Comment gérer le harcèlement scolaire ?

COMMENT GERER LE HARCELEMENT SCOLAIRE ?

C'est quoi exactement le harcèlement ?

On y croit chaque année, mais systématiquement septembre n’est que déception. Quelques jours seulement après la rentrée, le bal des consultations « harcelement » se suivent et se ressemblent. De la maternelle jusqu’au lycée (parfois même le troisième cycle), les écoliers/élèves, tous ont la même plainte… la même inquiétude de retourner en classe où ils vont se faire harceler/humilier/embêter (au choix  en fonction de la sémantique de chacun) et qui peut déboucher sur une véritable phobie scolaire.
  • On va me dire qu’ils aiment pas comment je suis habillée
  • Tu sais je fais de l’humour et elle ne comprend pas, alors elle dit que je suis bête. Elle a dit « Tiens la bête ! »
  • Personne ne me parle
  • Il se moque de mes lunettes/de mon appareil dentaire, ils disent que je suis moche
  • Ils veulent pas me parler parce que j’ai des « habits de naze »
  • Elles me font peur. J’ai peur qu’ils se moquent de moi parce que j’ai redoublé/sauté une classe/les cheveux roux/noirs/blonds/ les oreilles pas bien/la voix trop aiguë/grave…
  • Ils ne font que m’humilier ! dit Martin
  • Elle m’empêche de discuter avec les autres élèves de la classe, je suis toujours toute seule.
  • Ils m’ont bloqué à la sortie des toilettes et m’ont jeté par terre
  • Ils disent que je mens quand je dis que j’ai pas de maman.
C’est comme ça que l’on se retrouve avec un petit bout (plus ou moins petit) qui pleure tout seul dans sa chambre parce qu’il ne veut pas retourner le lendemain dans cette classe qui le terrorise. Ou qui passe son temps à martyriser son petit frère/sœur de la frustration que cette situation généré. (Ce qui n’est fondamentalement pas mieux)

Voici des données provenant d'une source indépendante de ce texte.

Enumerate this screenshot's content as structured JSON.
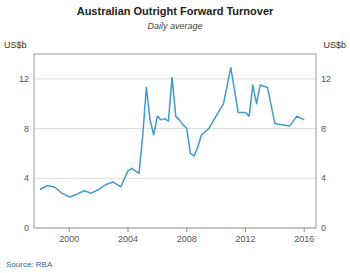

Dans ce genre de situation, on pourrait assez facilement se dire qu’il y a un gentil d’un côté et un méchant de l’autre… ce n’est pas toujours aussi clair que ça. Et malgré l’auréole de sainteté que l’on positionne de fait sur nos chères têtes blondes/brunes, pensons bien qu’ils peuvent être le calvaire d’autres enfants à l’école.


D’autant plus qu’être un harceleur n’est pas forcément dans une volonté de faire du mal. Selon le principe de « l’attaque est la meilleure défense » (ça reste sujet à discussion), certains enfants vont se moquer d’autres pour éviter que l’on s’en prenne à eux, avec la croyance que :  

« Me moquer de quelqu’un permet de se sentir supérieur.
Je le considère comme nul, donc par définition je suis meilleur que lui. » 
Ce qui peut expliquer les choses ne les excuse en aucune manière. Dans un monde idéal (oui il n’y aura pas d’harcèlement) Il serait une bonne chose de se pencher également sur son profil et son environnement.
L’école permet à nos enfants de « tester » une autre version d’eux même. La majorité aura un comportement assez similaire à la maison et à l’école, mais ce n’est pas le cas de tout le monde. Certains qui pourraient se sentir enfermé dans un « rôle » à la maison peuvent ainsi « s’essayer » à autre chose à l’école. À noter que ce n’est d’ailleurs pas toujours négatif. Typiquement le petit dernier de la fratrie qui devient leader à l’école.   En d’autres termes : Soyons attentif et partons du principe qu’évoquer la thématique du harcèlement avec nos enfants reste pertinent quoi qu’il arrive.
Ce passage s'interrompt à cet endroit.